Immigrant rights and civil liberties groups that sued the Trump administration over the president's previous travel ban orders will seek to challenge the latest set of immigration restrictions.
In a letter filed on Friday in the US District Court for Maryland, lawyers from the American Civil Liberties Union, National Immigration Law Center, and other organizations told the judge who presided over a challenge to President Donald Trump's second travel ban order that they would be filing an updated lawsuit.
Trump's latest directive "violates the Immigration and Nationality Act and the Constitution," they wrote.
The challengers said they will also be asking for an immediate court injunction to block enforcement of the new restrictions, which Trump signed on Sept. 24 and fully go into effect on Oct. 18.
Trump's new directive — styled as a "proclamation" which carries the same legal force as an executive order — bans immigrants and many nonimmigrants from seven countries: Chad, Iran, Libya, North Korea, Somalia, Syria and Yemen. It also bans a class of Venezuelan government officials and their families traveling on certain nonimmigrant visas.
The administration said it chose those countries based on the failure of their governments to meet information-sharing requirements about immigration screening processes and travel document security.

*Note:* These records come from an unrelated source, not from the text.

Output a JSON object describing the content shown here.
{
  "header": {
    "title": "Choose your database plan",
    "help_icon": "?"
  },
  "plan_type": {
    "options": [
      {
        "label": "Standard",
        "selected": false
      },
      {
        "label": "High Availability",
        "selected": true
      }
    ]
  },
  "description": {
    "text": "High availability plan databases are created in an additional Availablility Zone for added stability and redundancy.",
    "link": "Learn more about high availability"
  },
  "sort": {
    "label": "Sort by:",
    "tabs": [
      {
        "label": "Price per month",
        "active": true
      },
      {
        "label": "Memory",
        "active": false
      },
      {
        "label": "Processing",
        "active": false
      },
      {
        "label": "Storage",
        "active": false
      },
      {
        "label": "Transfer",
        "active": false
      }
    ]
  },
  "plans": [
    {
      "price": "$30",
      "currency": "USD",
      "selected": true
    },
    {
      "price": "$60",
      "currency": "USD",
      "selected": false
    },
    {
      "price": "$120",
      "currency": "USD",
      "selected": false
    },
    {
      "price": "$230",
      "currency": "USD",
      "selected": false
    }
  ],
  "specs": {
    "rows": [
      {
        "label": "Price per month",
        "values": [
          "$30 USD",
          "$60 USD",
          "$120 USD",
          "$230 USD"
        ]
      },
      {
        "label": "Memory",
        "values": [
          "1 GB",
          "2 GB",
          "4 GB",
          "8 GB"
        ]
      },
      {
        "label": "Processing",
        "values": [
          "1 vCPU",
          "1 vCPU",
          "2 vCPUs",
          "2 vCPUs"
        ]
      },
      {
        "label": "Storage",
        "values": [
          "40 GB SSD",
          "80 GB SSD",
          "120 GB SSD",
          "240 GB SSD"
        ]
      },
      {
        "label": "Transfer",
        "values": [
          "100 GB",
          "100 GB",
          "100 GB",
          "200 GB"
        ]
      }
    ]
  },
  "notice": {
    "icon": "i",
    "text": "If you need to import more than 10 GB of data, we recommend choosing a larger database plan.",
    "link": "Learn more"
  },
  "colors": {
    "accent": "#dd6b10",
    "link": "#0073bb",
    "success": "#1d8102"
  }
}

Somalia met the minimum requirements, according to administration officials, but was still included on the list because of the "threat environment" in that country.
A Justice Department spokesman said in a statement that, "The Department of Justice will continue to vigorously defend the President's inherent authority to keep this country safe."
In a change from the first two executive orders that Trump signed suspending immigration, the latest directive includes two non-Muslim-majority nations, North Korea and Venezuela. The administration also lifted travel restrictions on one country that was included in the earlier ban, Sudan. The administration has disputed that any of the president's orders on immigration, including the latest one, were rooted in anti-Muslim discrimination, but the challengers argue otherwise.
"President Trump’s newest travel ban is still a Muslim ban at its core, and it certainly engages in discrimination based on national origin, which is unlawful. Adding a few North Koreans and a tiny group of Venezuelan officials doesn’t paper over the original sin of the Muslim ban. We’ll see President Trump in court — again," ACLU executive director Anthony Romero said in a statement.
According to the letter filed by the challengers on Friday, the government doesn't object to the plaintiffs amending their earlier lawsuit to address the president's new proclamation, but will oppose the request for a preliminary injunction.